In a typical classroom, the teacher will begin the lesson with a target (learning outcome or objective) that they will share with students, letting them know exactly what the main point of the lesson is. The activities and teaching is aligned with this target and during the lesson the students should be able to answer what they are learning and why they are learning the skill. The teacher’s target will be aligned to the skills that are on the report card, thus allowing the teacher multiple opportunities to determine the student’s true performance level of the skill.
Classroom assignments and assessments will continue to be graded and students will know what they do correctly, but there will no longer be the need to calculate a percentage to put on the returned homework. Instead, there will be an increased focus on providing the students with specific feedback aligned to the skill that the teacher is working with the students on mastering. When the student knows what the target is, completes an assignment aligned to that skill, and the teacher provides specific feedback in relation to that skill, research has proven that there will be an increase in student achievement because the student knows exactly what they need to do to show growth.

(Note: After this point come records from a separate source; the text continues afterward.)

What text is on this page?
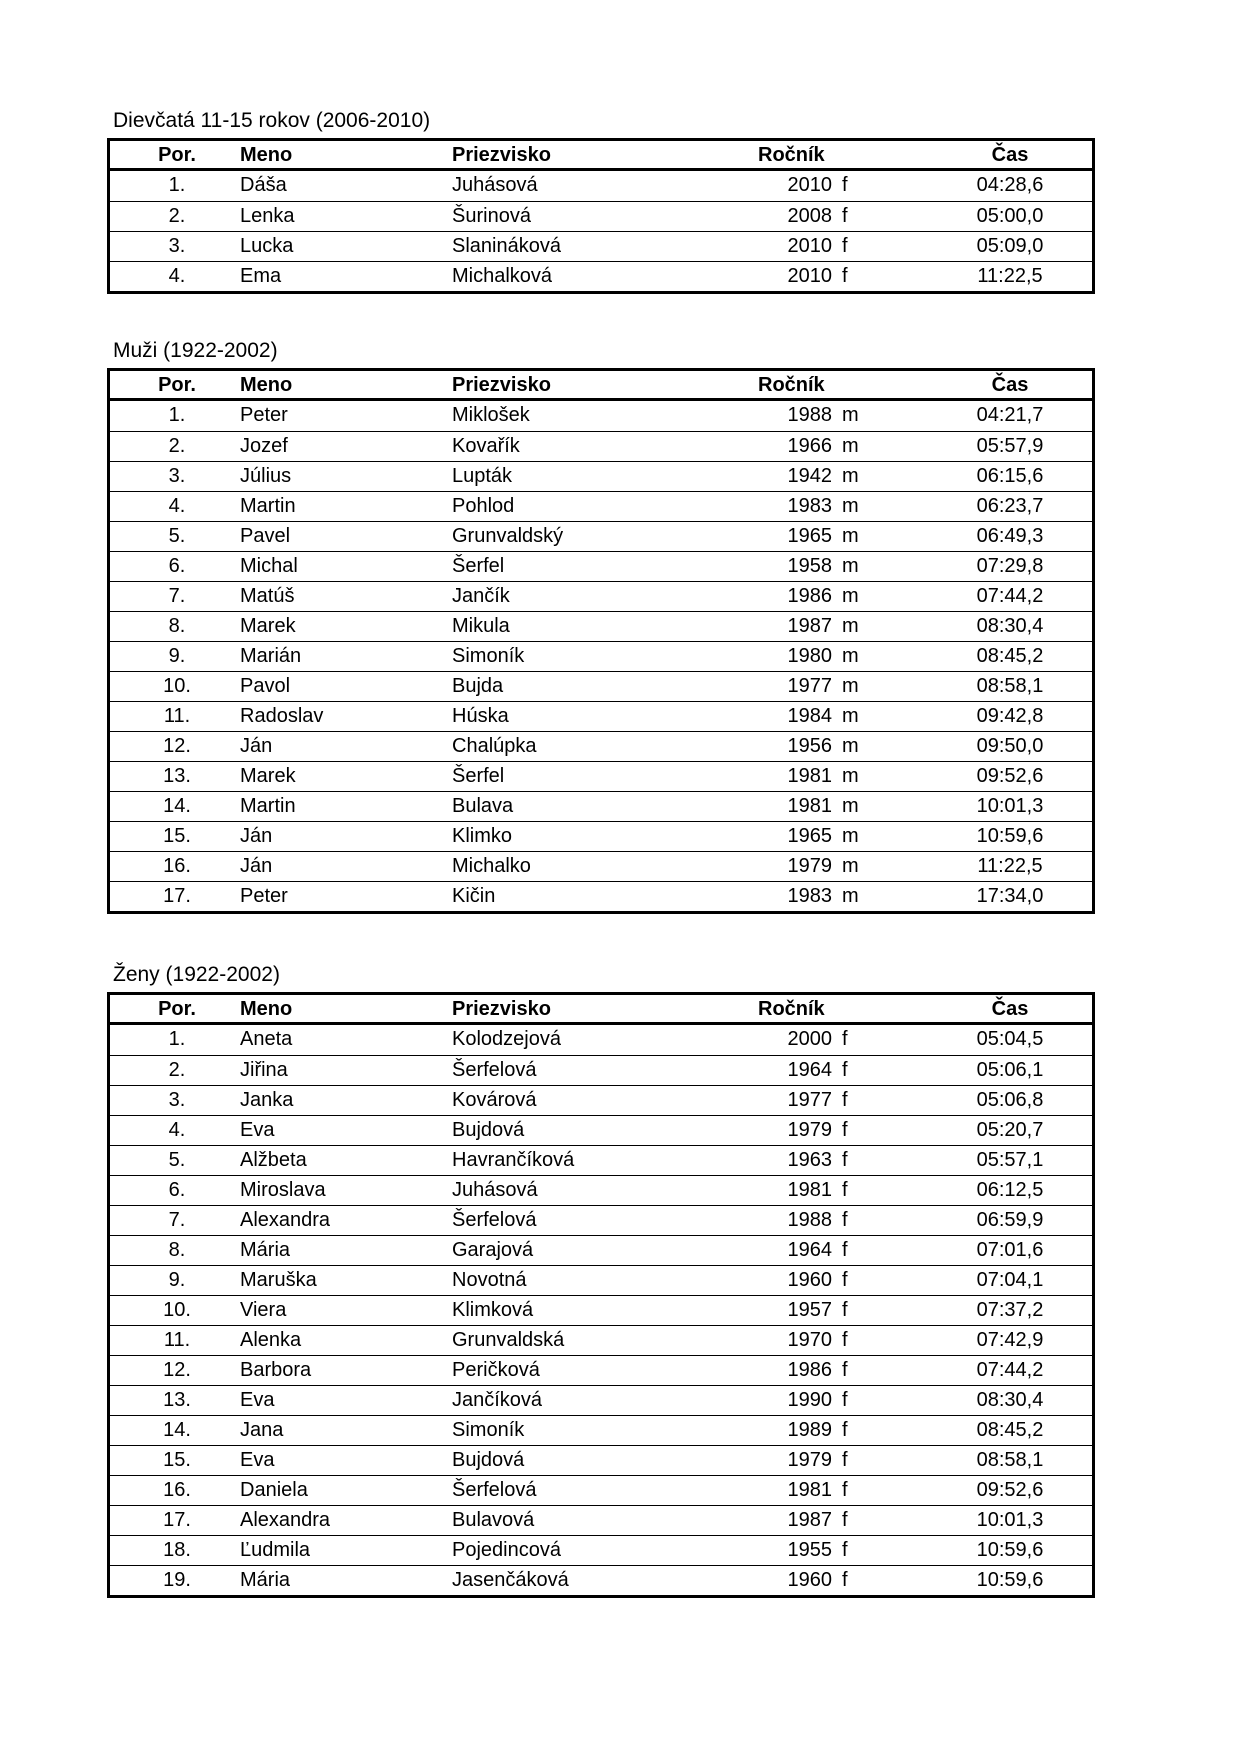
Dievčatá 11-15 rokov (2006-2010)
Por.	Meno	Priezvisko	Ročník	Čas
1.	Dáša	Juhásová	2010 f	04:28,6
2.	Lenka	Šurinová	2008 f	05:00,0
3.	Lucka	Slanináková	2010 f	05:09,0
4.	Ema	Michalková	2010 f	11:22,5
Muži (1922-2002)
Por.	Meno	Priezvisko	Ročník	Čas
1.	Peter	Miklošek	1988 m	04:21,7
2.	Jozef	Kovařík	1966 m	05:57,9
3.	Július	Lupták	1942 m	06:15,6
4.	Martin	Pohlod	1983 m	06:23,7
5.	Pavel	Grunvaldský	1965 m	06:49,3
6.	Michal	Šerfel	1958 m	07:29,8
7.	Matúš	Jančík	1986 m	07:44,2
8.	Marek	Mikula	1987 m	08:30,4
9.	Marián	Simoník	1980 m	08:45,2
10.	Pavol	Bujda	1977 m	08:58,1
11.	Radoslav	Húska	1984 m	09:42,8
12.	Ján	Chalúpka	1956 m	09:50,0
13.	Marek	Šerfel	1981 m	09:52,6
14.	Martin	Bulava	1981 m	10:01,3
15.	Ján	Klimko	1965 m	10:59,6
16.	Ján	Michalko	1979 m	11:22,5
17.	Peter	Kičin	1983 m	17:34,0
Ženy (1922-2002)
Por.	Meno	Priezvisko	Ročník	Čas
1.	Aneta	Kolodzejová	2000 f	05:04,5
2.	Jiřina	Šerfelová	1964 f	05:06,1
3.	Janka	Kovárová	1977 f	05:06,8
4.	Eva	Bujdová	1979 f	05:20,7
5.	Alžbeta	Havrančíková	1963 f	05:57,1
6.	Miroslava	Juhásová	1981 f	06:12,5
7.	Alexandra	Šerfelová	1988 f	06:59,9
8.	Mária	Garajová	1964 f	07:01,6
9.	Maruška	Novotná	1960 f	07:04,1
10.	Viera	Klimková	1957 f	07:37,2
11.	Alenka	Grunvaldská	1970 f	07:42,9
12.	Barbora	Peričková	1986 f	07:44,2
13.	Eva	Jančíková	1990 f	08:30,4
14.	Jana	Simoník	1989 f	08:45,2
15.	Eva	Bujdová	1979 f	08:58,1
16.	Daniela	Šerfelová	1981 f	09:52,6
17.	Alexandra	Bulavová	1987 f	10:01,3
18.	Ľudmila	Pojedincová	1955 f	10:59,6
19.	Mária	Jasenčáková	1960 f	10:59,6
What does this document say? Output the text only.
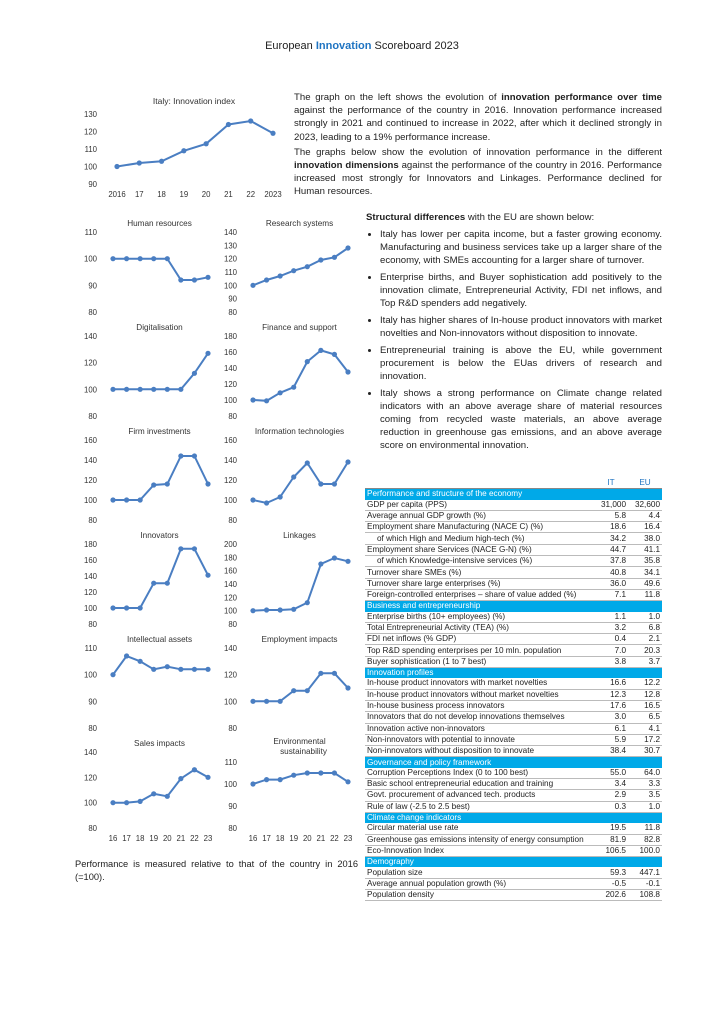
European Innovation Scoreboard 2023
Italy: Innovation index
90
100
110
120
130
2016 17 18 19 20 21 22 2023

The graph on the left shows the evolution of innovation performance over time against the performance of the country in 2016. Innovation performance increased strongly in 2021 and continued to increase in 2022, after which it declined strongly in 2023, leading to a 19% performance increase.

The graphs below show the evolution of innovation performance in the different innovation dimensions against the performance of the country in 2016. Performance increased most strongly for Innovators and Linkages. Performance declined for Human resources.

Human resources
80
90
100
110
Research systems
80
90
100
110
120
130
140
Digitalisation
80
100
120
140
Finance and support
80
100
120
140
160
180
Firm investments
80
100
120
140
160
Information technologies
80
100
120
140
160
Innovators
80
100
120
140
160
180
Linkages
80
100
120
140
160
180
200
Intellectual assets
80
90
100
110
Employment impacts
80
100
120
140
Sales impacts
80
100
120
140
16 17 18 19 20 21 22 23
Environmental sustainability
80
90
100
110
16 17 18 19 20 21 22 23

Structural differences with the EU are shown below:

• Italy has lower per capita income, but a faster growing economy. Manufacturing and business services take up a larger share of the economy, with SMEs accounting for a larger share of turnover.
• Enterprise births, and Buyer sophistication add positively to the innovation climate, Entrepreneurial Activity, FDI net inflows, and Top R&D spenders add negatively.
• Italy has higher shares of In-house product innovators with market novelties and Non-innovators without disposition to innovate.
• Entrepreneurial training is above the EU, while government procurement is below the EUas drivers of research and innovation.
• Italy shows a strong performance on Climate change related indicators with an above average share of material resources coming from recycled waste materials, an above average reduction in greenhouse gas emissions, and an above average score on environmental innovation.
	IT	EU
Performance and structure of the economy		
GDP per capita (PPS)	31,000	32,600
Average annual GDP growth (%)	5.8	4.4
Employment share Manufacturing (NACE C) (%)	18.6	16.4
of which High and Medium high-tech (%)	34.2	38.0
Employment share Services (NACE G-N) (%)	44.7	41.1
of which Knowledge-intensive services (%)	37.8	35.8
Turnover share SMEs (%)	40.8	34.1
Turnover share large enterprises (%)	36.0	49.6
Foreign-controlled enterprises – share of value added (%)	7.1	11.8
Business and entrepreneurship		
Enterprise births (10+ employees) (%)	1.1	1.0
Total Entrepreneurial Activity (TEA) (%)	3.2	6.8
FDI net inflows (% GDP)	0.4	2.1
Top R&D spending enterprises per 10 mln. population	7.0	20.3
Buyer sophistication (1 to 7 best)	3.8	3.7
Innovation profiles		
In-house product innovators with market novelties	16.6	12.2
In-house product innovators without market novelties	12.3	12.8
In-house business process innovators	17.6	16.5
Innovators that do not develop innovations themselves	3.0	6.5
Innovation active non-innovators	6.1	4.1
Non-innovators with potential to innovate	5.9	17.2
Non-innovators without disposition to innovate	38.4	30.7
Governance and policy framework		
Corruption Perceptions Index (0 to 100 best)	55.0	64.0
Basic school entrepreneurial education and training	3.4	3.3
Govt. procurement of advanced tech. products	2.9	3.5
Rule of law (-2.5 to 2.5 best)	0.3	1.0
Climate change indicators		
Circular material use rate	19.5	11.8
Greenhouse gas emissions intensity of energy consumption	81.9	82.8
Eco-Innovation Index	106.5	100.0
Demography		
Population size	59.3	447.1
Average annual population growth (%)	-0.5	-0.1
Population density	202.6	108.8
Performance is measured relative to that of the country in 2016 (=100).
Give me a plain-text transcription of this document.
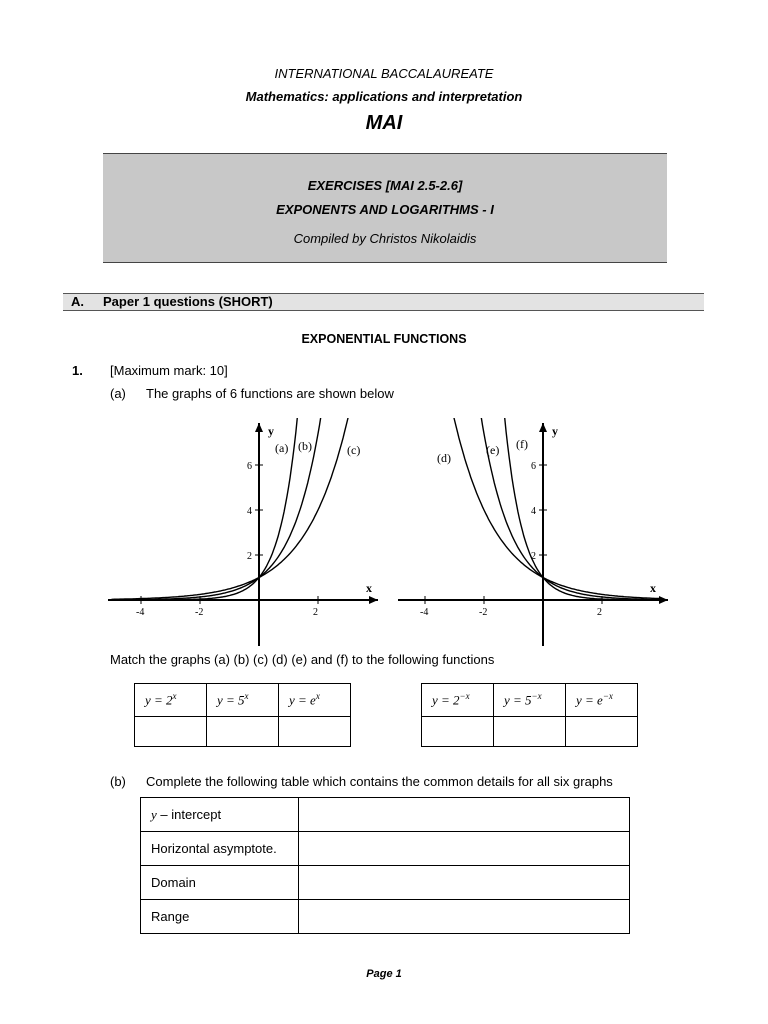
INTERNATIONAL BACCALAUREATE
Mathematics: applications and interpretation
MAI
EXERCISES [MAI 2.5-2.6]
EXPONENTS AND LOGARITHMS - I
Compiled by Christos Nikolaidis
A. Paper 1 questions (SHORT)
EXPONENTIAL FUNCTIONS
1. [Maximum mark: 10]
(a) The graphs of 6 functions are shown below
x
y
-4	-2	2
2
4
6
(a) (b)	(c)
x
y
-4	-2	2
2
4
6
(d)
(e) (f)
Match the graphs (a) (b) (c) (d) (e) and (f) to the following functions
$y = 2^x$	$y = 5^x$	$y = e^x$
			$y = 2^{-x}$	$y = 5^{-x}$	$y = e^{-x}$

(b) Complete the following table which contains the common details for all six graphs
y – intercept	
Horizontal asymptote.	
Domain	
Range	
Page 1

Major assignments and assessments will be accompanied with a rubric that specifically states what a student needs to be able to do in order to earn a 4, 3, 2, or a 1. The teachers will spend time reviewing this information before the students begin the activity so they know exactly what is expected of them before they begin the activity. Then, as the learning process unfolds, the student is able to ask the necessary questions in order to more successfully complete the activity than if they did not know what was expected of them.